Uh, What's a Continental Divide?

A question on WWTBAM the other day was “Which is the only continent without a continental divide?” (Answer: Antarctica)

So maybe I should have learned this in 4th grade, but what’s a continental divide? Sounds to me like a mountain range that bisects the continent from North to South. Or is there more to it than that? I assume North America’s is in the Rockies…

You have it right. It’s the imaginary line that divides the continent and has to do with altitude. Theoretically, a raindrop on the east side of the divide will eventually end up on the ocean on the eastern side, while one on the west side will eventually end up in the western ocean.

Yes. The landmasses are divided into drainage basins. The continental divide in North America is the line separating the Atlantic drainage basins from the Pacific drainage basins. It’s not a completely clear distinction. Two Ocean creek in Wyoming drains into both (hits a rock in the middle, and part goes east, part goes west)) so its drainage basin belongs to both oceans. There are also areas that don’t drain to either, like Death Valley, or the Red Desert in Wyoming (there, the continental divide goes around it).

Okay, but what’s the definition of a Continental Breakfast?

It’s a breakfast like they often enjoy on “the continent”–mainland Europe.

Back up a minute!

So what IS the only continent without one? Did they count Europe as a continent?

NA also has a nothern divide (bewteen the Arctic and Atlantic or Pacific Oceans)

If you consider the Gulf of Mexico and the Atlantic to be different, there is a divide in Wisconsin. Some of it drains to the Mississippi, and some of it drains to Lake Michigan (or Superior)

Brian

Their answer was in the OP

On I-68 in western Maryland, they have signs marking an ‘Eastern Continental Divide’.

I assume this is the border between, 1) the region draining into the Chesapeake Bay; and, 2) the region draining into the Mississippi (and ultimately the Gulf of Mexico)?

Oops, that was in response to kunilou.

Two adjacent drainage basins have a divide that is the line that separates their basins. So, there are thousands of divides.

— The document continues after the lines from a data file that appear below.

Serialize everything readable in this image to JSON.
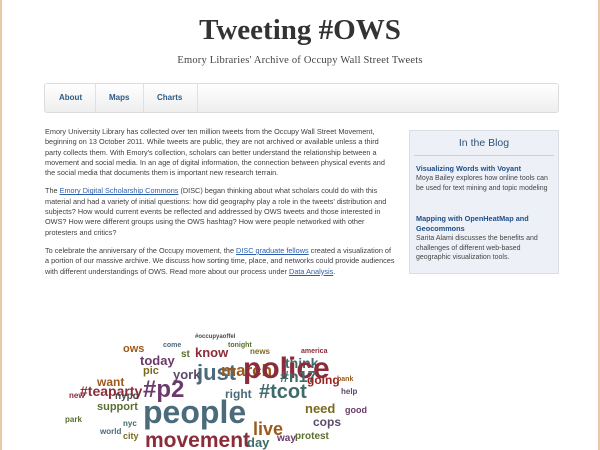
{
  "header": {
    "title": "Tweeting #OWS",
    "subtitle": "Emory Libraries' Archive of Occupy Wall Street Tweets"
  },
  "nav": {
    "items": [
      {
        "label": "About"
      },
      {
        "label": "Maps"
      },
      {
        "label": "Charts"
      }
    ]
  },
  "main": {
    "p1": "Emory University Library has collected over ten million tweets from the Occupy Wall Street Movement, beginning on 13 October 2011. While tweets are public, they are not archived or available unless a third party collects them. With Emory's collection, scholars can better understand the relationship between a movement and social media. In an age of digital information, the connection between physical events and the social media that documents them is important new research terrain.",
    "p2_pre": "The ",
    "p2_link": "Emory Digital Scholarship Commons",
    "p2_post": " (DISC) began thinking about what scholars could do with this material and had a variety of initial questions: how did geography play a role in the tweets' distribution and subjects? How would current events be reflected and addressed by OWS tweets and those interested in OWS? How were different groups using the OWS hashtag? How were people networked with other protesters and critics?",
    "p3_pre": "To celebrate the anniversary of the Occupy movement, the ",
    "p3_link": "DISC graduate fellows",
    "p3_mid": " created a visualization of a portion of our massive archive. We discuss how sorting time, place, and networks could provide audiences with different understandings of OWS. Read more about our process under ",
    "p3_link2": "Data Analysis",
    "p3_end": "."
  },
  "sidebar": {
    "title": "In the Blog",
    "posts": [
      {
        "title": "Visualizing Words with Voyant",
        "excerpt": "Moya Bailey explores how online tools can be used for text mining and topic modeling"
      },
      {
        "title": "Mapping with OpenHeatMap and Geocommons",
        "excerpt": "Sarita Alami discusses the benefits and challenges of different web-based geographic visualization tools."
      }
    ]
  },
  "wordcloud": {
    "words": [
      {
        "text": "#occupyaoffel",
        "color": "#4a4a4a"
      },
      {
        "text": "tonight",
        "color": "#5a6e30"
      },
      {
        "text": "america",
        "color": "#8b2c3a"
      },
      {
        "text": "come",
        "color": "#4b6a7a"
      },
      {
        "text": "ows",
        "color": "#9b5a1c"
      },
      {
        "text": "news",
        "color": "#7a6a20"
      },
      {
        "text": "think",
        "color": "#3f6b6b"
      },
      {
        "text": "know",
        "color": "#8b2c3a"
      },
      {
        "text": "st",
        "color": "#5a6e30"
      },
      {
        "text": "today",
        "color": "#6b3a6b"
      },
      {
        "text": "just",
        "color": "#4b6a7a"
      },
      {
        "text": "march",
        "color": "#9b5a1c"
      },
      {
        "text": "police",
        "color": "#8b2c3a"
      },
      {
        "text": "#n17",
        "color": "#3f6b6b"
      },
      {
        "text": "going",
        "color": "#9b2020"
      },
      {
        "text": "pic",
        "color": "#7a6a20"
      },
      {
        "text": "york",
        "color": "#5a4a6b"
      },
      {
        "text": "right",
        "color": "#4b6a7a"
      },
      {
        "text": "#p2",
        "color": "#6b3a6b"
      },
      {
        "text": "want",
        "color": "#9b5a1c"
      },
      {
        "text": "#teaparty",
        "color": "#8b2c3a"
      },
      {
        "text": "#tcot",
        "color": "#3f6b6b"
      },
      {
        "text": "support",
        "color": "#5a6e30"
      },
      {
        "text": "people",
        "color": "#4b6a7a"
      },
      {
        "text": "need",
        "color": "#7a6a20"
      },
      {
        "text": "cops",
        "color": "#5a4a6b"
      },
      {
        "text": "movement",
        "color": "#8b2c3a"
      },
      {
        "text": "live",
        "color": "#9b5a1c"
      },
      {
        "text": "day",
        "color": "#3f6b6b"
      },
      {
        "text": "way",
        "color": "#6b3a6b"
      },
      {
        "text": "protest",
        "color": "#5a6e30"
      },
      {
        "text": "world",
        "color": "#4b6a7a"
      },
      {
        "text": "city",
        "color": "#7a6a20"
      },
      {
        "text": "nypd",
        "color": "#4a4a4a"
      },
      {
        "text": "good",
        "color": "#6b3a6b"
      },
      {
        "text": "bank",
        "color": "#9b5a1c"
      },
      {
        "text": "help",
        "color": "#5a4a6b"
      },
      {
        "text": "new",
        "color": "#8b2c3a"
      },
      {
        "text": "nyc",
        "color": "#3f6b6b"
      },
      {
        "text": "park",
        "color": "#5a6e30"
      }
    ]
  }
}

A couple of miles from my house here in Wisconsin is the “mid-continental divide”. It is where rain falling west of this line drains to the Mississippi River, and rain falling east of this line drains to the Atlantic Ocean (via the Great Lakes).

Completely correct.

I heard once, somewhere, that if you pay attention to the direction that the water swirls in the toilet when flushing, it swirls in the opposite direction once your cross the CD. No, I have no cite and have done no “research” on the claim, aside from a quick and fruitless search on snopes. No, I have not even thought twice about the statement, untill this moment. It could very well be a whoosh whoosh. :smiley:

honeydewgrrl, I believe you’re mis-remembering the mis-belief that water swirls in different directions whether you’re in the northern or southern hemisphere supposedly due to the coriolis effect. Not whether you’re to the west or east of the Continental Divide.

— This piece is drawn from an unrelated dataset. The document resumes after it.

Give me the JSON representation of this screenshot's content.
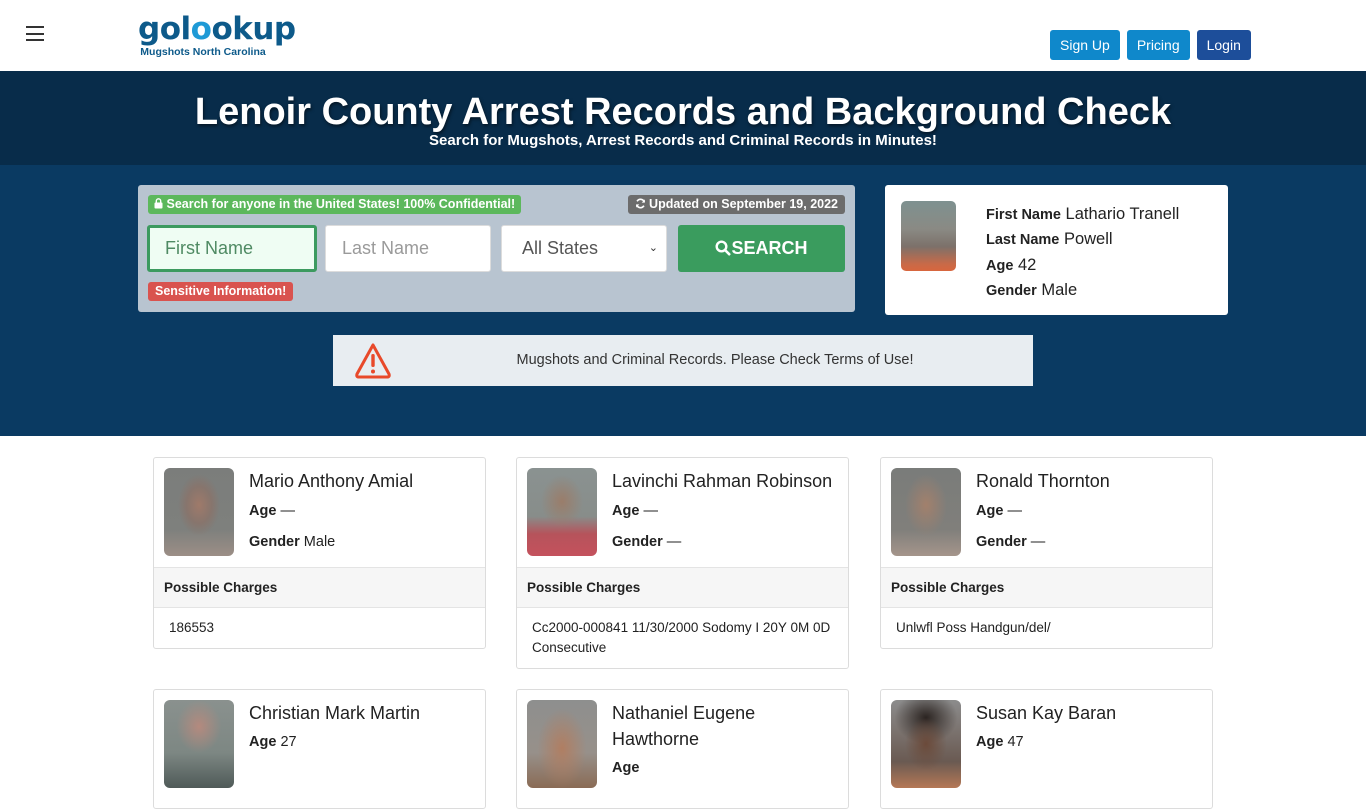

In any case, no matter how commonly believed it is, it is a false belief. Here is a link to the Snopes explanation.

Well there you have it. It was actually a correctly remembered mis-represented account of the mis-belief. :stuck_out_tongue:

I was moving from Northern California to Ohio at the time, driving across the “Great Divide” with my Mom. Before the trip began, I had planned to que up Nancy Griffith’s Across the Great Divide at the key moment. A college acquaintance overhearing my plan chimed in with the whole flushing story.

Sadly, Mom and I had our hands full with my truck’s blown distributor cap when the key moment came driving over the Rockies, but we still listened to the song quite a bit after that. Great song.

Obviously this is based on considering the seas around Antarctica to consitutute a single “ocean,” the Antarctic. However, the Antarctic Ocean is formed by the confluence of the Pacific, Atlantic, and Indian Oceans, so it would be possible to define, somewhat arbitrarily, “drainage basins” - for ice, in the case of Antarctica - that drain into each of these regions.

Actually, Antarctica does have a continental divide of sorts - mountain ranges cross the continent and divide the parts “draining” into the Pacific Basin (between South America and New Zealand) from those draining into the Atlantic/Indian (the boundary between the latter two being ill-defined).

Not to imply that Nancy Griffith wrote the song, she recorded it on Other Voices, Other Rooms. It was written by Kate Wolf, one of my other all-time favorites.

You’re all wrong. It’s a movie staring John Belushi…(this coming from a man who lives not that far from the Continental Divide in Coloardo).

TV

I live close to the continental divide in Panama - it’s only about 10 miles north of Panama City. Many of my colleagues cross the divide daily on their commute to work.

“The line of high ground that separates the oceanic drainage basins of a continent; the river systems of a continent on opposite sides of a continental divide flow toward different oceans.”

A continent isn’t restricted to one continental divide, as others have alluded to. Theoretically, you could have a number of divides that resemble a wagon wheel descending from a shared or stepped high to numerous oceans. Also, depending on physiography, they’re not necessarily near the middle of the continent and may meander unmercifully in their path.